Re: lpeg: bug or intentional? `… * (Cmt(0,f1) + Cmt(0,f2)) * …` doesn't call f2

nobody
On 08/04/2019 03.07, Sean Conner wrote:

> It was thus said that the Great nobody once stated:
>>      -- wrap pattern with enter/leave (pattern simplified to "foo" here)
>>      -- leave should always ping once (on success or by backtracking)
>>      p = (enter + leave) * C"foo" * leave
>
>    For p:match("bar"), the enter rule will *always* match, because it matches
> the empty string; leave will never be called at all.  So depth becomes 1.
> Then the rule C"foo" is attempted, and since it fails, the entire match
> fails at that point, so leave (which is an "and this pattern") is never
> called.  To properly keep track of level, you might have to do:
>
> p = C"foo" * enter * rest_of_foo * leave
>
> If you do:
>
> p = enter * C"foo" * rest_of_foo * leave
>  + leave

Oh, right.  As a sub-pattern, (enter+leave) succeeded via the first
branch, and there's no backtracking *into* that sub-pattern – that was
my misconception.  So the correct thing is

     p = enter * (C"foo" * leave + leave)

or (de-simplified a bit)

     p = enter * (C"foo" * leave + fail_hard)

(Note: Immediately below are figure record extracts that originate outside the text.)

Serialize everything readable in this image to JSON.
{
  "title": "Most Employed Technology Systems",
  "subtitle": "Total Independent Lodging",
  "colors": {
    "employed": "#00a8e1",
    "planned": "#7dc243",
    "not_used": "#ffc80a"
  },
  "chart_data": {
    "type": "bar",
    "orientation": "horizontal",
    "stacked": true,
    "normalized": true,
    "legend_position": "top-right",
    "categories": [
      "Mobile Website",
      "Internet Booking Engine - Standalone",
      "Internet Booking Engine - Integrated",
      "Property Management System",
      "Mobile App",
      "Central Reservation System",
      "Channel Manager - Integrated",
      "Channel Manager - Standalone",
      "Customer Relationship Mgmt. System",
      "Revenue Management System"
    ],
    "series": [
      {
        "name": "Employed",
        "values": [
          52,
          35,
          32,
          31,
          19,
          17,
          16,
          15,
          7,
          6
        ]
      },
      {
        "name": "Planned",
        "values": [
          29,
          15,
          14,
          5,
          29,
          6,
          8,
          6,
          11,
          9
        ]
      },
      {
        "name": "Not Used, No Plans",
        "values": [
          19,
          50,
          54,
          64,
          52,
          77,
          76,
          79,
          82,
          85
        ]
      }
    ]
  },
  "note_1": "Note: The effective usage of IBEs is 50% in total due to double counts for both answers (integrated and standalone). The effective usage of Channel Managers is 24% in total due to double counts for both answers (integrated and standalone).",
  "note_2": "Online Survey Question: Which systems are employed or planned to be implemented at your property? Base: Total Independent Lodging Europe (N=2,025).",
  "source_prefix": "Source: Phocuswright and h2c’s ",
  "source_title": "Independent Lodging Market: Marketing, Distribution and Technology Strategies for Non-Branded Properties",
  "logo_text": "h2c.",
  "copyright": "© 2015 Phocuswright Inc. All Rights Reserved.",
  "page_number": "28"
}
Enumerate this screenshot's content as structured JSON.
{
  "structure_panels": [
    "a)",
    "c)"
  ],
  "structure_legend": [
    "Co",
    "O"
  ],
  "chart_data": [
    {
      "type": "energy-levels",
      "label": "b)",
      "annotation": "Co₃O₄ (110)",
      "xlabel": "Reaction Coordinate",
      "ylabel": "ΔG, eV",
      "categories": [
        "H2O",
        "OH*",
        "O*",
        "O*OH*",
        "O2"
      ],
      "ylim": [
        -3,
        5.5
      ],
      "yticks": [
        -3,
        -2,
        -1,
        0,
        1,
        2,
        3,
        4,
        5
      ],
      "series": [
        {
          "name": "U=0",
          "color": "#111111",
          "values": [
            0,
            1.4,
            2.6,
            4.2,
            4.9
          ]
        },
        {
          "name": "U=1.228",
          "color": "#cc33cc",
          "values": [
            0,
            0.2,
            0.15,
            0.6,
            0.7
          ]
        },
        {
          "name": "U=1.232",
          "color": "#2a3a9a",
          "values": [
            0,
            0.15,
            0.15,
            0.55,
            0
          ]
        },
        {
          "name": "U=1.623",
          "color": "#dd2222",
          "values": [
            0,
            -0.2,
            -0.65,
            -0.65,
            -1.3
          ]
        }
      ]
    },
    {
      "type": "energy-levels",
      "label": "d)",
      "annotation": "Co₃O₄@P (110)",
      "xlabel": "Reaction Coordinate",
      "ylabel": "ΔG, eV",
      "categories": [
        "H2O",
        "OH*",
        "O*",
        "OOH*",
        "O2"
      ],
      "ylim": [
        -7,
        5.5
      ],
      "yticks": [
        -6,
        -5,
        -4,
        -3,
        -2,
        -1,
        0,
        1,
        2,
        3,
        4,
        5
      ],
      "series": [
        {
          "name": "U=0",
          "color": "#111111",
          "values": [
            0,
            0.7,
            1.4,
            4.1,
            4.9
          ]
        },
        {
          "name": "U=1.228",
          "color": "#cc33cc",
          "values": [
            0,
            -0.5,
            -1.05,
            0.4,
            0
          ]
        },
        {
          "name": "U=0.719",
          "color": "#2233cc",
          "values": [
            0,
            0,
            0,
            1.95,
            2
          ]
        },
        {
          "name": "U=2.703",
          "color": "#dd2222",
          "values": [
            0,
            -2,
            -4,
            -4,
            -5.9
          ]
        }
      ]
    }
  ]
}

and things work as expected now.


That still left me wondering about those huge negative numbers in the
debug output.  Digging further, they seem to be produced by any failing
match, even by something as simple as

     require"lpeg".P"x":match""

and looking at the source reveals that the PC is computed by pointer
difference to the pcode base address, but `giveup` is actually a

     static const Instruction giveup = {{IGiveup, 0, 0}};

i.e. located in a completely different place, hence the big difference.

So all is well – thanks for the help!

-- nobody